Wednesday, April 21, 2010

If

This poem was mentioned in Michael Dirda’s book of essays, Classics for Pleasure. Since I enjoyed Kipling’s masterpiece Kim tremendously and am willing to forgive the man for being a product of his time, I hunted it down on the Internet and reproduce it here.


IF you can keep your head when all about you
Are losing theirs and blaming it on you,
If you can trust yourself when all men doubt you,
But make allowance for their doubting too;
If you can wait and not be tired by waiting,
Or being lied about, don't deal in lies,
Or being hated, don't give way to hating,
And yet don't look too good, nor talk too wise:

If you can dream - and not make dreams your master;
If you can think - and not make thoughts your aim;
If you can meet with Triumph and Disaster
And treat those two impostors just the same;
If you can bear to hear the truth you've spoken
Twisted by knaves to make a trap for fools,
Or watch the things you gave your life to, broken,
And stoop and build 'em up with worn-out tools:

If you can make one heap of all your winnings

And risk it on one turn of pitch-and-toss,
And lose, and start again at your beginnings
And never breathe a word about your loss;
If you can force your heart and nerve and sinew
To serve your turn long after they are gone,
And so hold on when there is nothing in you
Except the Will which says to them: 'Hold on!'

If you can talk with crowds and keep your virtue,
Or walk with Kings - nor lose the common touch,
If neither foes nor loving friends can hurt you,
If all men count with you, but none too much;
If you can fill the unforgiving minute
With sixty seconds' worth of distance run,
Yours is the Earth and everything that's in it,
And - which is more - you'll be a Man, my son!

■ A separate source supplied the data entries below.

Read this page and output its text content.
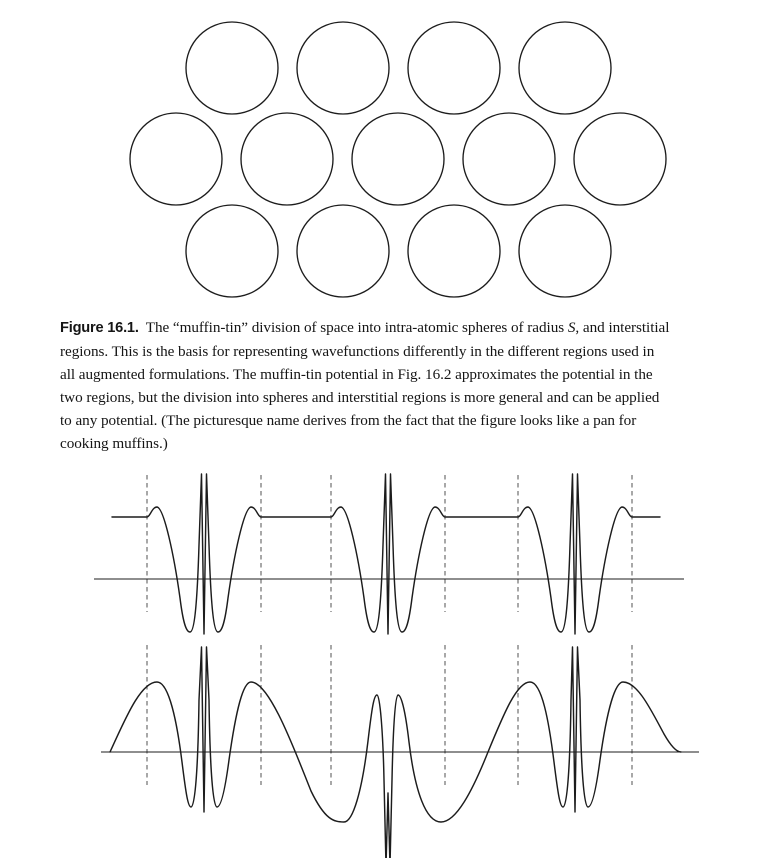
Figure 16.1. The “muffin-tin” division of space into intra-atomic spheres of radius S, and interstitial
regions. This is the basis for representing wavefunctions differently in the different regions used in
all augmented formulations. The muffin-tin potential in Fig. 16.2 approximates the potential in the
two regions, but the division into spheres and interstitial regions is more general and can be applied
to any potential. (The picturesque name derives from the fact that the figure looks like a pan for
cooking muffins.)
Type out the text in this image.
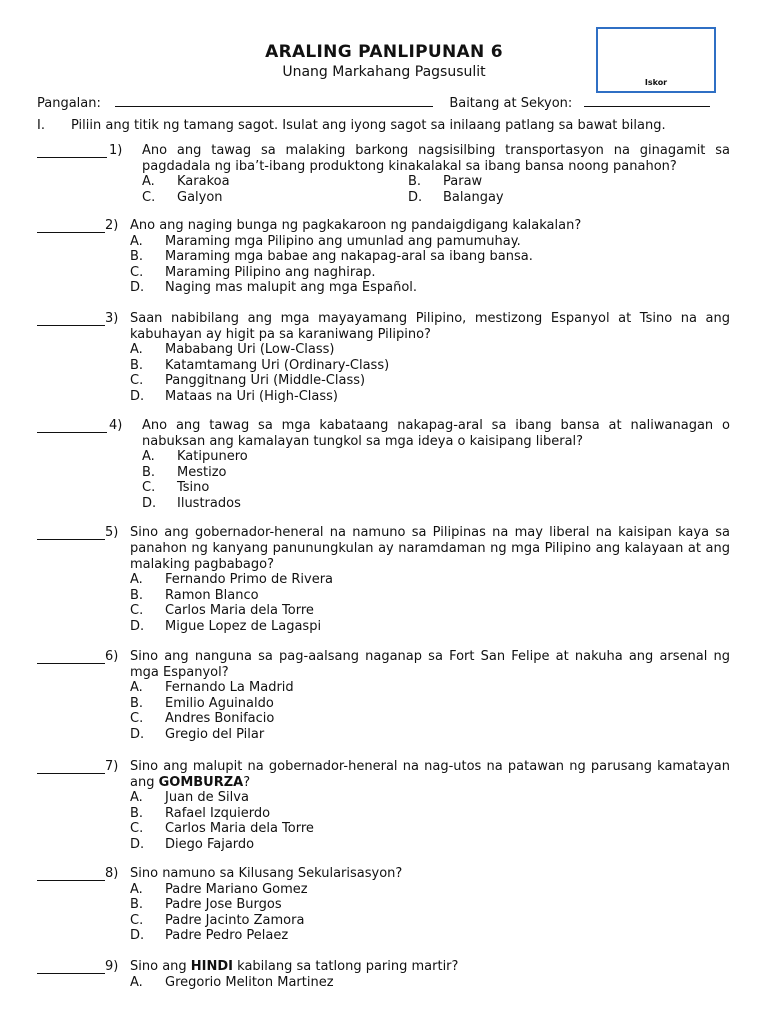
ARALING PANLIPUNAN 6
Unang Markahang Pagsusulit
Iskor
Pangalan:	Baitang at Sekyon:
I. Piliin ang titik ng tamang sagot. Isulat ang iyong sagot sa inilaang patlang sa bawat bilang.
1) Ano ang tawag sa malaking barkong nagsisilbing transportasyon na ginagamit sa pagdadala ng iba’t-ibang produktong kinakalakal sa ibang bansa noong panahon?
A. Karakoa	B. Paraw
C. Galyon	D. Balangay
2) Ano ang naging bunga ng pagkakaroon ng pandaigdigang kalakalan?
A. Maraming mga Pilipino ang umunlad ang pamumuhay.
B. Maraming mga babae ang nakapag-aral sa ibang bansa.
C. Maraming Pilipino ang naghirap.
D. Naging mas malupit ang mga Español.
3) Saan nabibilang ang mga mayayamang Pilipino, mestizong Espanyol at Tsino na ang kabuhayan ay higit pa sa karaniwang Pilipino?
A. Mababang Uri (Low-Class)
B. Katamtamang Uri (Ordinary-Class)
C. Panggitnang Uri (Middle-Class)
D. Mataas na Uri (High-Class)
4) Ano ang tawag sa mga kabataang nakapag-aral sa ibang bansa at naliwanagan o nabuksan ang kamalayan tungkol sa mga ideya o kaisipang liberal?
A. Katipunero
B. Mestizo
C. Tsino
D. Ilustrados
5) Sino ang gobernador-heneral na namuno sa Pilipinas na may liberal na kaisipan kaya sa panahon ng kanyang panunungkulan ay naramdaman ng mga Pilipino ang kalayaan at ang malaking pagbabago?
A. Fernando Primo de Rivera
B. Ramon Blanco
C. Carlos Maria dela Torre
D. Migue Lopez de Lagaspi
6) Sino ang nanguna sa pag-aalsang naganap sa Fort San Felipe at nakuha ang arsenal ng mga Espanyol?
A. Fernando La Madrid
B. Emilio Aguinaldo
C. Andres Bonifacio
D. Gregio del Pilar
7) Sino ang malupit na gobernador-heneral na nag-utos na patawan ng parusang kamatayan ang GOMBURZA?
A. Juan de Silva
B. Rafael Izquierdo
C. Carlos Maria dela Torre
D. Diego Fajardo
8) Sino namuno sa Kilusang Sekularisasyon?
A. Padre Mariano Gomez
B. Padre Jose Burgos
C. Padre Jacinto Zamora
D. Padre Pedro Pelaez
9) Sino ang HINDI kabilang sa tatlong paring martir?
A. Gregorio Meliton Martinez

Nice. Wish someone had shown that to me when I was thirteen or so.

Anyway, thoroughly enjoyed Mr. Dirda’s thoughts on the classics of literature. Some you’ve heard of, some you haven’t. The two main takeaways I got were the authors Edward Gorey and Italo Calvino. There’s a strange story called “The Insect God” of Gorey’s I want to seek out. And Calvino has been compared to Borges, so I must check out his work, particularly The Baron in the Trees, Cosmicomics, and The Castle of Crossed Destinies. According to Dirda, The Castle is about a group of travelers who somehow all fall mute and must communicate through the use of Tarot Cards. Their tales become intertwined and somehow dependent on each other. That setup alone makes me want to pick up this book and read it next.